Less than two months after the overtime issue drove The Stone Artist to file for Chapter 11 reorganization, the Argyle company asked a U.S. Bankruptcy Court judge in Albany on Friday to block the Labor Department’s collection efforts.
The mason had employed seasonal workers under the U.S. Department of Labor’s H-2B temporary visa program between 2004 and last December, when the state Labor Department said an agency audit showed the company owed more than $400,000 in unpaid overtime.
The 32-year-old masonry firm subsequently learned that its payroll company, Paychex, allegedly had been paying workers straight time even for hours over the standard 40-hour work week.
The Stone Artist, which paid its H-2B employees the standard rate required by the federal Labor Department and gave merit increases for returning foreign workers, has replaced Paychex.

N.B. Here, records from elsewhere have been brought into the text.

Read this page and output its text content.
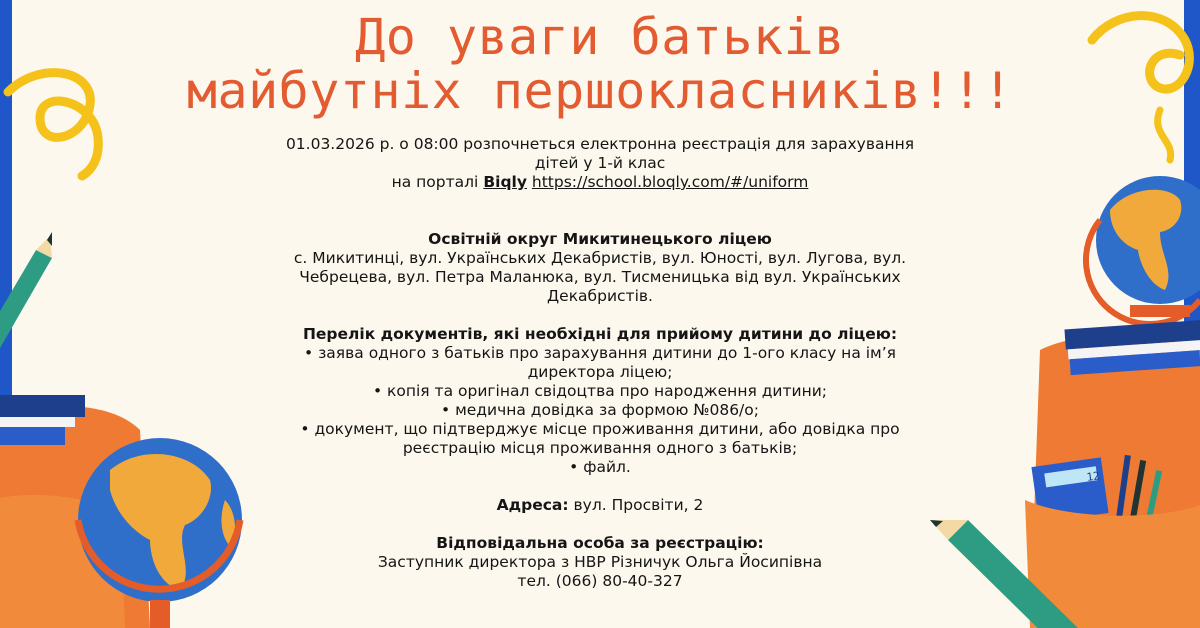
12
До уваги батьків
майбутніх першокласників!!!
01.03.2026 р. о 08:00 розпочнеться електронна реєстрація для зарахування
дітей у 1-й клас
на порталі Biqly https://school.bloqly.com/#/uniform
Освітній округ Микитинецького ліцею
с. Микитинці, вул. Українських Декабристів, вул. Юності, вул. Лугова, вул.
Чебрецева, вул. Петра Маланюка, вул. Тисменицька від вул. Українських
Декабристів.
Перелік документів, які необхідні для прийому дитини до ліцею:
• заява одного з батьків про зарахування дитини до 1-ого класу на ім’я
директора ліцею;
• копія та оригінал свідоцтва про народження дитини;
• медична довідка за формою №086/о;
• документ, що підтверджує місце проживання дитини, або довідка про
реєстрацію місця проживання одного з батьків;
• файл.
Адреса: вул. Просвіти, 2
Відповідальна особа за реєстрацію:
Заступник директора з НВР Різничук Ольга Йосипівна
тел. (066) 80-40-327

It is also suing the payroll company in state court over negligence allegations, according to court documents.
The Stone Artist last year aided in the construction of a Colonie house for the “Extreme Makeover: Home edition” television show. The company’s Web site states it employs more than 50.
The company disputes the Labor Department’s $400,000 claim, saying an internal audit puts the figure at about $200,000. The agency audit also allegedly did not take into account an estimated $600,000 of in-kind services the mason provided to its H-2B workers. Many of those workers would “arrive at the debtor’s doorstep with nothing more than clothes on their backs,” according to court documents.
A state Labor Department spokeswoman and Stone Artist attorney did not immediately return calls seeking comment.